On Saturday morning, after some diligent searching at Inala I found a couple of Forty-spotted Pardalotes and in the process some Green Rosellas, Black-headed Honeyeaters and some Pink Robins and Flame Robins.

Then I did the walk to the peak of Mount Mangana off the road betweent Lunawanna and Adventure Bay.  Great walk but watch where you put your feet: I encountered three snakes soaking up the sun.  I had a more welcome encounter with a Scrubtit and a member of the local race of the White-browed Scrubwren.  There were also several Olive Whistlers and Crescent Honeyeaters.   Near the road was a Yellow-throated Honeyeater, a family of Dusky Robins with 2 fledged young and a pair of Scarlet Robins.  Near Adventure Bay was a Yellow Wattlebird, more Black-headed Honeyeaters and on the water some Short-tailed Shearwaters which had arrived safely at their breeding grounds.  That evening I went to Great Taylor Bay and glimpsed briefly a pair of Strong-billed Honeyeaters.
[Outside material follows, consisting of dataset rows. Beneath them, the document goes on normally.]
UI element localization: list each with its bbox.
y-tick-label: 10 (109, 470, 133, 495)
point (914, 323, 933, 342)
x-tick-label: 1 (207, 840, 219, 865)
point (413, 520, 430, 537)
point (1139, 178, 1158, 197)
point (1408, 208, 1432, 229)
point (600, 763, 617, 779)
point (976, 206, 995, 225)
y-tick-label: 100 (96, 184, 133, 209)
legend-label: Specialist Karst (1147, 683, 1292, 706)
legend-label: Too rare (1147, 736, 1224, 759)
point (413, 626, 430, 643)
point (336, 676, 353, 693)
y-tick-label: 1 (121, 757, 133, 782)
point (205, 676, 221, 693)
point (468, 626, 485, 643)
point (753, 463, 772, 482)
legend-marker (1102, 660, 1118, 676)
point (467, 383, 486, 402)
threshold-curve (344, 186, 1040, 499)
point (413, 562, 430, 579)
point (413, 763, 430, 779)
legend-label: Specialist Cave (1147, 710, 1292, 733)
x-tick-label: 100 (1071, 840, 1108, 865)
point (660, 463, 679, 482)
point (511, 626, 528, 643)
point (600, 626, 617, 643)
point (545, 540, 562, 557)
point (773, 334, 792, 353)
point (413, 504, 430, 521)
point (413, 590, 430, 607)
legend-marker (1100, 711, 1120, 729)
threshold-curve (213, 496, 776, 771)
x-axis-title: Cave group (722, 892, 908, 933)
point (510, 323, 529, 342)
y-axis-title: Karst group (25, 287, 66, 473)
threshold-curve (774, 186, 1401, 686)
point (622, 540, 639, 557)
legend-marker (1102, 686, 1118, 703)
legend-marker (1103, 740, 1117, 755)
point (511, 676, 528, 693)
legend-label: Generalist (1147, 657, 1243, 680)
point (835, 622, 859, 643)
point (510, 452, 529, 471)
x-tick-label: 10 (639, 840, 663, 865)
On Sunday, I searched in various places without success to get a better view of some Strong-billed Honeyeaters and I couldn't find the place where Thomas and Thomas described the colony of Forty-spotted Pardalotes at Waterview Hill.  At the nominated distance from Dennes Point I found an active quarry and the rest of the hill was also fenced off.  I was still missing the Black Currawong from the list of endemics, so Tonia the owner of Inala recommended Mount Wellington on the way to the airport.  I found five there, most of them near Sphinx Rock outlook on the Lenah Valley track.  Tonia had also seen Swift Parrots the day before at Kingston Beach and I found about 30 of them feeding in gum trees near the Kingston Beach golf course on the road to Taroona.  At the airport, there were plenty of Musk Lorikeets feeding in trees in the carpark where rental cars are returned.

Not only is Bruny Island justifiably famous for its birdlife, it is also very beautiful.  Inala is a delightful place to stay, and Tonia, a biologist, particular welcomes birders.  She is actively working to protect the Forty-spotted Pardalote at Inala by habitat restoration and by planting White Gums on which the pardalotes depend.  She has a website at <> and BA members would have seen her advertisement in Wingspan.